There's something about this kind of film that gets me every time, and it generally happens in an almost mathematical way. Cancer equals sadness and sadness is slowly subtracted from the equation. The final result is usually, hopefully, a measure of elation and self-worth. A negative turned into a positive or at the very least, a balancing of the numbers. In "As One" from writer Tawny Sorensen, that percentage of sadness and grief never truly exits stage left, but it is balanced out leaving it's viewers - me - with a big helping of hope.

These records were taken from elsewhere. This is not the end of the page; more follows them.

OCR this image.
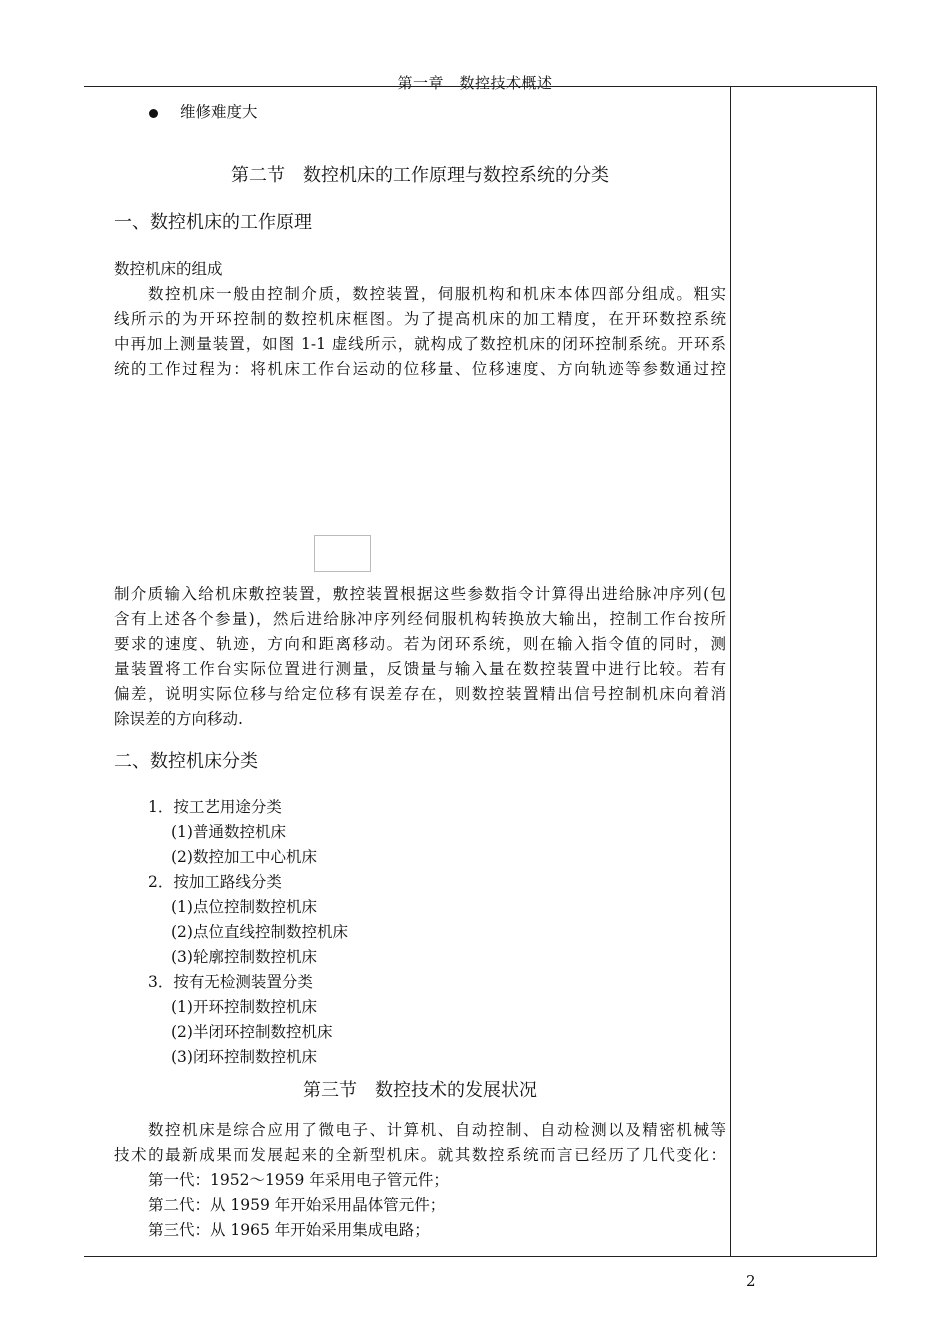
第一章　数控技术概述
维修难度大
第二节　数控机床的工作原理与数控系统的分类
一、数控机床的工作原理
数控机床的组成
数控机床一般由控制介质，数控装置，伺服机构和机床本体四部分组成。粗实
线所示的为开环控制的数控机床框图。为了提高机床的加工精度，在开环数控系统
中再加上测量装置，如图 1-1 虚线所示，就构成了数控机床的闭环控制系统。开环系
统的工作过程为：将机床工作台运动的位移量、位移速度、方向轨迹等参数通过控
制介质输入给机床敷控装置，敷控装置根据这些参数指令计算得出进给脉冲序列(包
含有上述各个参量)，然后进给脉冲序列经伺服机构转换放大输出，控制工作台按所
要求的速度、轨迹，方向和距离移动。若为闭环系统，则在输入指令值的同时，测
量装置将工作台实际位置进行测量，反馈量与输入量在数控装置中进行比较。若有
偏差，说明实际位移与给定位移有误差存在，则数控装置精出信号控制机床向着消
除误差的方向移动.
二、数控机床分类
1．按工艺用途分类
(1)普通数控机床
(2)数控加工中心机床
2．按加工路线分类
(1)点位控制数控机床
(2)点位直线控制数控机床
(3)轮廓控制数控机床
3．按有无检测装置分类
(1)开环控制数控机床
(2)半闭环控制数控机床
(3)闭环控制数控机床
第三节　数控技术的发展状况
数控机床是综合应用了微电子、计算机、自动控制、自动检测以及精密机械等
技术的最新成果而发展起来的全新型机床。就其数控系统而言已经历了几代变化：
第一代：1952～1959 年采用电子管元件；
第二代：从 1959 年开始采用晶体管元件；
第三代：从 1965 年开始采用集成电路；
2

Because at the end of the day, hope is what a person is left with when the world goes to shit. Sometimes however, it takes a good pair of sneakers to get there.
The spoiler free quick version of "As One" is pretty textbook. Married couple Mike and Jill decide to begin running, in no small part due to Mike's constant badgering. Things are going well and Jill is quickly getting into stride when the unthinkable happens. Mike collapses. As it turns out, Mike has cancer and passes away. Leaving Jill devastated but determined. She joins a running team in support of cancer research and attempts to at least keep her grief at bay. What follows is Jill's struggle with the loss of Mike, and her attempt to come to terms with what's happened. All while training with her new teammates and attempting to find the strength to open up to the world again. Some pretty big shoes for a dramatic short film, but with David Spaltro's direction and a great script, "As One" never falls flat.
Production notes for "As One" will be pretty brief. First and foremost, the acting is pretty great for a low budget indie film. Tawny herself portraying Jill just felt right, no doubt because she wrote the script. The supporting roles, including that of her deceased husband Mike, were also handled excellently. At no point did any of the troupe pull me out of the film. The correct amounts of touching moments existed to make me feel some real sadness, but never more than needed.
The pacing of the film, pun intended, also worked really well. Short films have a tendency to either go to quickly, to get all the information out - or be very slow and miss certain beats. Not here. "As One" moved along just right to me, and most definitely didn't cross that finish line before it should have. All in all, from a production standpoint I have no real complaints.
For what it's worth, I really enjoyed this one. It's tough to explain how a person can enjoy a film, and be saddened by the content at the same time. Yet here I am, writing just that. Dramatic movies of cancer and loss are everywhere today, but that doesn't mean they have to all be crammed in the same box. "As One" may be familiar, but not to the point of being left behind. A solid short film and highly recommended.